Позже он сказал: во время Veteran's Day нужно было беседовать не о меланхолии, а о "пустоте".

- Как все пусто, - твердил он, - как пусто! И как смертельно тихо в этой пустоте! А впрочем, не смешно ли жаловаться на пустоту? - продолжал он. - На чем основать такую жалобу?! И как сделать пустоту осязаемой, реальной? Нет, это совершенно бесплодное чувство. Нечто вроде набившей оскомину очевидности, которая в конце концов переходит в скуку.

- Одиночество… одиночество, - твердил он, сжимая мое плечо, и голос его слегка задрожал, - я ощущаю его даже сейчас, держась за твое плечо! Катастрофическое ощущение. Притом оно необъяснимо, неоправданно, ни на чем не основано. И ничто не найдет себе места, и нет никакого места ни для чего!

Я ответил, что все это звучит банально, что он чересчур увлекается такими рассуждениями. И добавил: пусть будет осторожнее, подобные мысли часто приносят несчастье.

В воскресенье утром пошел к Йерру: он просил меня помочь спустить в подвал маленький комод. (Глэдис слишком часто жаловалась на тяготы беременности, на головокружения и тошноту, чтобы можно было прибегнуть к ее помощи.)

На лестнице мы разругались по следующему поводу.

Йерр заявил, что собачка Вероники даже лаять не способна, настолько она мала. Он даже не хотел допустить, что она может "тявкать".

Я поспешил возразить: на мой взгляд, все, что кусается (а собака В. меня однажды укусила), вполне способно и на лай и даже - будь оно размером хоть с морскую свинку - на рычание. Й. тут же объявил, что мое высказывание противоречит всем нормам грамматики. Мы заговорили на повышенных тонах.

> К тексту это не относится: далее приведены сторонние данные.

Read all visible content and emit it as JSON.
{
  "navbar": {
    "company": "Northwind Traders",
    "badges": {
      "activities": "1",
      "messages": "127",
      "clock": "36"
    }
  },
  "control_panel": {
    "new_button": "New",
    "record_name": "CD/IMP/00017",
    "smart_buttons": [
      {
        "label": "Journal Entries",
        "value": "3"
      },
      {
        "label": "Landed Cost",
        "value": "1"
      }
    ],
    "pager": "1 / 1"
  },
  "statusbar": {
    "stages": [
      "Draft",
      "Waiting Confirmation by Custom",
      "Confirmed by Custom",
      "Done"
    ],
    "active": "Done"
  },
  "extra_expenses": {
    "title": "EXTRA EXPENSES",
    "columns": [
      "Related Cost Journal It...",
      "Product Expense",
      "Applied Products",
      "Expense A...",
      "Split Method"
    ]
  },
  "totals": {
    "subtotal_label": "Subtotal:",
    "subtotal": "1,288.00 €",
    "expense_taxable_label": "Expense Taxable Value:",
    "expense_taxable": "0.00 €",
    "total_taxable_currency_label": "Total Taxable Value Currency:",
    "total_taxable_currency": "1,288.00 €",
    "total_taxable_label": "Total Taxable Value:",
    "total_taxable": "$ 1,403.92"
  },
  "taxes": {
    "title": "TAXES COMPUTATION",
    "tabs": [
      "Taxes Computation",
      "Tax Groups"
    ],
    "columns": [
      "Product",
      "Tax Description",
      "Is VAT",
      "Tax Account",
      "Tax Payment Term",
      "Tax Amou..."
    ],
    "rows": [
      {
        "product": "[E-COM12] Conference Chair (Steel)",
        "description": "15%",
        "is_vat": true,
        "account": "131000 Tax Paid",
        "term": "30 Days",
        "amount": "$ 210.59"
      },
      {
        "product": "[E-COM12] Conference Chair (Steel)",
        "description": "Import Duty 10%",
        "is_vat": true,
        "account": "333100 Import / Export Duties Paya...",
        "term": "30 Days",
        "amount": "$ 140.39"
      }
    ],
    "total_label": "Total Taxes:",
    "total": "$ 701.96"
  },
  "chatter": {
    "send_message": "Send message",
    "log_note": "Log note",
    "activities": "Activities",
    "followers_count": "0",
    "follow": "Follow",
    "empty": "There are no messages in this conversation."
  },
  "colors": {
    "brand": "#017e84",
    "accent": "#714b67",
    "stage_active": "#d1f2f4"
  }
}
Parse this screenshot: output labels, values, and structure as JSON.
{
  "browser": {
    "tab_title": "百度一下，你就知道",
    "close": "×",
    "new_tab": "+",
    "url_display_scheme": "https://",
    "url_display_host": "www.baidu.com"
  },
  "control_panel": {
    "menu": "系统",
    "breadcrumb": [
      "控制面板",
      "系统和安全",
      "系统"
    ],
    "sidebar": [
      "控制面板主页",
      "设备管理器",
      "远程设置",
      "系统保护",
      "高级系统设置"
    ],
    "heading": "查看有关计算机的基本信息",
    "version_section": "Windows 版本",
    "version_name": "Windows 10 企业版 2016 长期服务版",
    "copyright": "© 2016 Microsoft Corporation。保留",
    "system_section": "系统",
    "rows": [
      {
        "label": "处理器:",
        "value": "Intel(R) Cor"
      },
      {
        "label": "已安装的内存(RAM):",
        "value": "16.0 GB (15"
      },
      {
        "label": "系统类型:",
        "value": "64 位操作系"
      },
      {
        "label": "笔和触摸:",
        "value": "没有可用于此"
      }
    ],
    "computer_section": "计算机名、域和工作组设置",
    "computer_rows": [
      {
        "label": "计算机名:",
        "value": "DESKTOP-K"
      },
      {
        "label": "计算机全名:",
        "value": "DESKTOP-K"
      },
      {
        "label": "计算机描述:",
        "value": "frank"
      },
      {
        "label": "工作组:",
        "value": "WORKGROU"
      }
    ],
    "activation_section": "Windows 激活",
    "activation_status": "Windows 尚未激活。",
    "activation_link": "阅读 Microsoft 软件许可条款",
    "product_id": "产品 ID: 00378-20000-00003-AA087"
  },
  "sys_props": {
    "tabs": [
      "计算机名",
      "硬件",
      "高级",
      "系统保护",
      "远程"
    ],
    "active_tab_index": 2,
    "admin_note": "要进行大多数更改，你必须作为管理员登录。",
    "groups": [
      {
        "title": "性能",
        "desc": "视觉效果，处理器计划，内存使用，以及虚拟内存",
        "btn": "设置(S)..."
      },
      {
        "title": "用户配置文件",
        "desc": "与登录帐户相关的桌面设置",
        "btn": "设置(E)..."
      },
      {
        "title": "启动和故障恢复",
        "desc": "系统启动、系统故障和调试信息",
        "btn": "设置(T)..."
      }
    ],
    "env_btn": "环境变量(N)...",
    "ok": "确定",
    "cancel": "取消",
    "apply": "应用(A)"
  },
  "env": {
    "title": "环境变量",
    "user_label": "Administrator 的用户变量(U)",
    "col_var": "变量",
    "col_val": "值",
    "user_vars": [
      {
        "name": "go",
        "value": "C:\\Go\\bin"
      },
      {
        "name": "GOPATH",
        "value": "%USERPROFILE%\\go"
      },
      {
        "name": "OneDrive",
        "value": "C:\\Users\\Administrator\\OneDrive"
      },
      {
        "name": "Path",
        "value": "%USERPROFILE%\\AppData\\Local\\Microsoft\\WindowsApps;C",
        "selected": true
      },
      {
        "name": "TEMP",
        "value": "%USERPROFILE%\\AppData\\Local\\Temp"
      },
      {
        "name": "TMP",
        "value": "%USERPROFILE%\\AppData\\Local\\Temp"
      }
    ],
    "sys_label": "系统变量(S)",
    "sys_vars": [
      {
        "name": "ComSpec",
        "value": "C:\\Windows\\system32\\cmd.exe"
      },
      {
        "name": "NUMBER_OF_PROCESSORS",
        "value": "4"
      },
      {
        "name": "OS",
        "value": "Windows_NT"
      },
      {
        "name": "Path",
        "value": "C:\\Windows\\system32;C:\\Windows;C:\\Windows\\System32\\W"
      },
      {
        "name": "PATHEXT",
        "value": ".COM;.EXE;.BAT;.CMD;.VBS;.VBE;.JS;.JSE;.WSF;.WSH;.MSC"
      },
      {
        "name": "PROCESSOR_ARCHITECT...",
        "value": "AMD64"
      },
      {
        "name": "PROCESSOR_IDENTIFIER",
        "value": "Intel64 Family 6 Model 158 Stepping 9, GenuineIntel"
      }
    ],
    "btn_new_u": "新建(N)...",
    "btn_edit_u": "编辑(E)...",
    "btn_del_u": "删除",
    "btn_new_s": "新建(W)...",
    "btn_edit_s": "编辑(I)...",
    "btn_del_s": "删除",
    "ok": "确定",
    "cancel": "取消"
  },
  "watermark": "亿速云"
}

В результате мы поссорились и расстались, а комод так и застрял на площадке между этажами.

Понедельник, 30 октября. Зашел к А., чтобы попрощаться перед отъездом. Но не смог остаться надолго: там сидел Бож. Э. ушла к себе в галерею. А. почти не говорил. Вспомнил только погоду поздней осени - мокрую, плаксивую, детство с его тяготами - сжатыми кулачками и зубами, с тяжелым сердцем, - праздник усопших, самих усопших, pulvis es, dies irae, цветы…

И что все на свете для него сводится к одному: "Песнопения поются плохо".

И что Й. побывал у него нынче утром. Известил его о холодке между нами. А когда он ему ответил, что это никуда не годится, что он этого не перенесет - больше никогда не перенесет! - Йерр с пафосом вопросил:

- Кто не приходит в недоумение перед нагрянувшим несчастьем?!

И усмехнулся исподтишка. Я почувствовал, что архаизмы переносчика комода звучат для меня все менее убедительно.

31 октября. Перед тем как сесть в поезд, позвонил Марте. Сообщил, что еду в баварский дом Коэна на Праздник Всех Святых. Там и поговорю с ним о квартете. Марта сказала, что Поль нездоров, не ходит на лекции. И что позже нам нужно будет это обсудить.

День Всех Святых. К., предупредительный и простой, по-прежнему трепетно относится к культу мертвых. Погода все ухудшается, и он сказал, что скоро последует за мной. Вернется в Нейи 5-го или 12-го. Он пока точно не знает. И конечно, проведет зиму в Париже. Я поделился с ним соображениями Марты - о том, что хорошо бы нам снова собраться вместе, организовать квартет. Занять А., если это возможно, и, главное, его руки. Вдохнуть в него оптимизм.

Коэна эта идея отнюдь не привела в восторг. Настолько не привела, что он уклончиво пробормотал:

- Лучше бы чем-то помочь Элизабет. Если нужно, обращайтесь ко мне без церемоний.

Я возразил, что Э. отвергает любую помощь. Что она поклялась себе ровно ничего не менять в их образе жизни. Несомненно, она втайне думала - из чистого суеверия! - что, приняв чужую помощь, тем самым докажет, что потеряла всякую надежду. Возможно, она боялась навлечь на А. несчастье: если она перестанет верить в него, ничто уже не вернет ей его прежнего.

Четверг, 2 ноября.

Коэн показал мне томик издательства Caxton, не сказать чтобы первоклассный. Потом два новых Alde с затейливым греческим шрифтом. И очень красивую книгу от Verard.